3. En premier lieu, M. A fait valoir que la décision attaquée porte atteinte à l'exercice de son activité professionnelle dans une entreprise installatrice de machine de compactage et de presse et qu'il sera mis fin à sa période d'essai le 23 septembre 2022 s'il ne dispose pas d'un permis de conduire. Toutefois, il ne produit pour en justifier aucune pièce justificative de nature à démontrer l'emploi qu'il occupe et la nécessité invoquée de disposer d'un permis de conduire.

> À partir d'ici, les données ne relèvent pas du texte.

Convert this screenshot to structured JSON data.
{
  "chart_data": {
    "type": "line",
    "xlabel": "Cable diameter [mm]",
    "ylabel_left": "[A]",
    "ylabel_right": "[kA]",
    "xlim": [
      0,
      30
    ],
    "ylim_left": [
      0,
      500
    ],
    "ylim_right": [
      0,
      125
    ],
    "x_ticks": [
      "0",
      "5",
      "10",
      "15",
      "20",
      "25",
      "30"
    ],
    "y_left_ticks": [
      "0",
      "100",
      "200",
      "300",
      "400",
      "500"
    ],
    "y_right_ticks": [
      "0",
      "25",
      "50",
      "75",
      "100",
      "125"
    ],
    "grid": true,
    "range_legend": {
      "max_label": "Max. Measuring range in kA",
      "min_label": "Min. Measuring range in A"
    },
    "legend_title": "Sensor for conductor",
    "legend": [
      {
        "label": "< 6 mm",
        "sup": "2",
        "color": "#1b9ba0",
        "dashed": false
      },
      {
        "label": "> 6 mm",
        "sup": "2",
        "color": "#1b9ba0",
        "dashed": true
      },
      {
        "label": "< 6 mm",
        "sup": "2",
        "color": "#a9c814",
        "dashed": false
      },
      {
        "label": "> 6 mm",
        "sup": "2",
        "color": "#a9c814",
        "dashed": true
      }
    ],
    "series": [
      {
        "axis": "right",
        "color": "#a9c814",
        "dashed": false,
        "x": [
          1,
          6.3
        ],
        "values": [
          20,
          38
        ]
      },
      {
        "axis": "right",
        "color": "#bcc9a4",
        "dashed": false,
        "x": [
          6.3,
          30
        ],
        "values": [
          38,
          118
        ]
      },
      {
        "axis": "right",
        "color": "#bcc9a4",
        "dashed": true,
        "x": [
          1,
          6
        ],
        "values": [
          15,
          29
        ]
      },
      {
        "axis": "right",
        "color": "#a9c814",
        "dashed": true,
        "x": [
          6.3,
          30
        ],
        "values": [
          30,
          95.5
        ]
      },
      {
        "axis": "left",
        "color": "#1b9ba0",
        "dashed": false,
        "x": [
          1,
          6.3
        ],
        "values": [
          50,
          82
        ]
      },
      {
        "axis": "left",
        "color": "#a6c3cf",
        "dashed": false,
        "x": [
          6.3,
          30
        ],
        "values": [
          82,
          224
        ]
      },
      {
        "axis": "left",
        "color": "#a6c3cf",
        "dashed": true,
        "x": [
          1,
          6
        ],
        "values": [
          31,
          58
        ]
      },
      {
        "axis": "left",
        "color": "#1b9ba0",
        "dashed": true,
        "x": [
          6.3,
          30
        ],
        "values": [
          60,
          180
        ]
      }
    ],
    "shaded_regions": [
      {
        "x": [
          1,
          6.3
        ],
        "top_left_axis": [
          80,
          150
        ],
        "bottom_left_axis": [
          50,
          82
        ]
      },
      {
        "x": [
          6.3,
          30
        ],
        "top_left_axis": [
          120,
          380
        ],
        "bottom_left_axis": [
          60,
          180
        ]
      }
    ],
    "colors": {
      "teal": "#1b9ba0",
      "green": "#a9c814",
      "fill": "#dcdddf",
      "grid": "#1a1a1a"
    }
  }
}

Ainsi, il n'est pas démontré que la décision attaquée porte une atteinte suffisamment grave et immédiate à la situation du requérant justifiant que sans attendre le jugement de la requête au fond, l'exécution de la décision litigieuse soit suspendue.

4. En second lieu s'il en était besoin, la requête de M. A, qui tend à la suspension de l'exécution de la décision du 22 avril 2022, n'est pas accompagnée de la copie d'une requête tendant à l'annulation de cette décision.

5. Il y a lieu, dès lors, de faire application des dispositions précitées de l'article L. 522-3 du code de justice administrative et de rejeter, sans qu'il soit besoin de se prononcer sur le bien-fondé des moyens invoqués, les conclusions à fin de suspension de l'exécution de la décision attaquée.

ORDONNE :

Article 1er : La requête de M. A est rejetée.

Article 2 : La présente ordonnance sera notifiée à M. B A.

Une copie de cette ordonnance sera transmise, pour information, au préfet de la Loire-Atlantique.

Fait à Besançon, le 26 septembre 2022.

La juge des référés,

S. C

La République mande et ordonne au préfet de la Loire-Atlantique, en ce qui le concerne, ou à tous commissaires de justice à ce requis, en ce qui concerne les voies de droit commun contre les parties privées, de pourvoir à l'exécution de la présente décision.